Since equity has to sum to 100 at every point, that "extra" is fairly
expensive.

If it translates to more salary, it adds risk to the biz.

------
pge
I disagree with this approach for angels. I'll approach it from two angles, an
investor willing to think through and modify terms, and an investor that wants
a boilerplate set of terms for every deal. In the first case, it's important
to think through the shape of the entire return curve. If a company is 100%
common stock with no liquidation preference, and you own 20%, your return is
linear, $0.20 for every dollar of sale value. As soon as you add preferences,
participation, caps, etc, that line is no longer straight. A 2x preference,
for example, strongly weights the low value exits (the curve is steeper from O
to the 2x amount, then reduces in slope). In the negotiation between the
investor and the management team, each side has views of what the ultimate
value may be (or what a probability weighted view of potential exits might
be), and each side can manipulate the shape of that curve to match his
expectations. For example, if the investor is worried about a low priced exit,
and the management thinks the company is worth a lot more, a 2x liquidation
preference and a higher valuation works for both parties. Investors get more
of the exit value at a low price, and management gets more on the upside
(because of the higher valuation results in more percentage ownership for
them).
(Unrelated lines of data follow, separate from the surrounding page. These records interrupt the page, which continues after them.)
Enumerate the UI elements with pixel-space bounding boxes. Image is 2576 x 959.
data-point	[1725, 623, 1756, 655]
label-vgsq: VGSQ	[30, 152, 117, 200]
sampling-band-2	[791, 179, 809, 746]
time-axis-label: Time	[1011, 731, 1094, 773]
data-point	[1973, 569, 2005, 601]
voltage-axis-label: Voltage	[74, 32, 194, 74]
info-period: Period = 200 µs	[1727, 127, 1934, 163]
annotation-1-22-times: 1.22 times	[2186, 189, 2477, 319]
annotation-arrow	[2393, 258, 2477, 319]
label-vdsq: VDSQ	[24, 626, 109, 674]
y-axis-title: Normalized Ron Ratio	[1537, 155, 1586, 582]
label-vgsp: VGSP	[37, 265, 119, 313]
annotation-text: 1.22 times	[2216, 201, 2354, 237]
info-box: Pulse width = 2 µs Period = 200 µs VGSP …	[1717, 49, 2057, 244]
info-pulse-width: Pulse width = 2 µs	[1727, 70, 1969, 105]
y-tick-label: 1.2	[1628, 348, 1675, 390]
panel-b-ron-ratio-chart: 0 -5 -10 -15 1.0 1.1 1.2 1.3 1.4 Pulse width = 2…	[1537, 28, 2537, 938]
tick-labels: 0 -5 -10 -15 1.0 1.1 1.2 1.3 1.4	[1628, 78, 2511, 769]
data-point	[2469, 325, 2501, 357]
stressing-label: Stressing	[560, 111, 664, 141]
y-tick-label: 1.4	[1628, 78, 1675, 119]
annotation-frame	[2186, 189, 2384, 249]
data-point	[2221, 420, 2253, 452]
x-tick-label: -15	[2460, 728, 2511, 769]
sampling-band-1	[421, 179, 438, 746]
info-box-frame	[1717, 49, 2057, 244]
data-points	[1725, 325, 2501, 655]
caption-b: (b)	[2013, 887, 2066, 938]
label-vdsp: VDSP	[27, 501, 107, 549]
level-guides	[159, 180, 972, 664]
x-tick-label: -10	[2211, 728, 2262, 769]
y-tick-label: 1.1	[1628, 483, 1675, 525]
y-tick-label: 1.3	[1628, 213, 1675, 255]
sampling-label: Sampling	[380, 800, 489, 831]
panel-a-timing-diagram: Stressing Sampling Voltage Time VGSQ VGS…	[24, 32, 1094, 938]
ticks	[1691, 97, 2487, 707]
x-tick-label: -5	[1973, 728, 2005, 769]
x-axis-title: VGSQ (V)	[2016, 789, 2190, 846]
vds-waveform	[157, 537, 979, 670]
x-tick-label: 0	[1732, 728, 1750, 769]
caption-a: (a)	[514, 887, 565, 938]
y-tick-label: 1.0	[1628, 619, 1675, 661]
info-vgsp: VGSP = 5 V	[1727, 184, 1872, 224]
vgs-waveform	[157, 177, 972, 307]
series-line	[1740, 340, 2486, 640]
If both sides understand how these terms work, creative use of
preferences, participation, and caps can help everyone get to a deal that
works. If, however, one wants a standard set of terms for every deal, I would
recommend sticking with straight up 1x non-participating preferred and
reducing the number of variables to one: valuation. 2x is usually perceived as
not founder friendly and raises unnecessary concerns (whether real or
perceived). It also sets a bad precedent for subsequent institutional
investors, who will likely ask for 2x as well in order to be on the same
ground. If the institutional financing is substantially larger than the angel
round (as is usually the case), the angels end up losing by the precedent they
set. With the institutional financing in place, the return for the angels is
(almost always) better when both institutional and angel investors have 1x,
than if both have 2x. Whether or not it is justified, institutional investors
are often going to seek "fairness" by having terms on par with (or better)
than angels. Setting a precedent with 2x for the angels will lead them to go
for 2x as well, which doesnt help the founders and doesn't help the angels.

------
anamax
FWIW, all of Weinberg's arguments apply to early employees as well.

Perhaps they should ask for 4 weeks of severance. Of course, since startups
are risky, the best way to do that is to pay them a month in advance.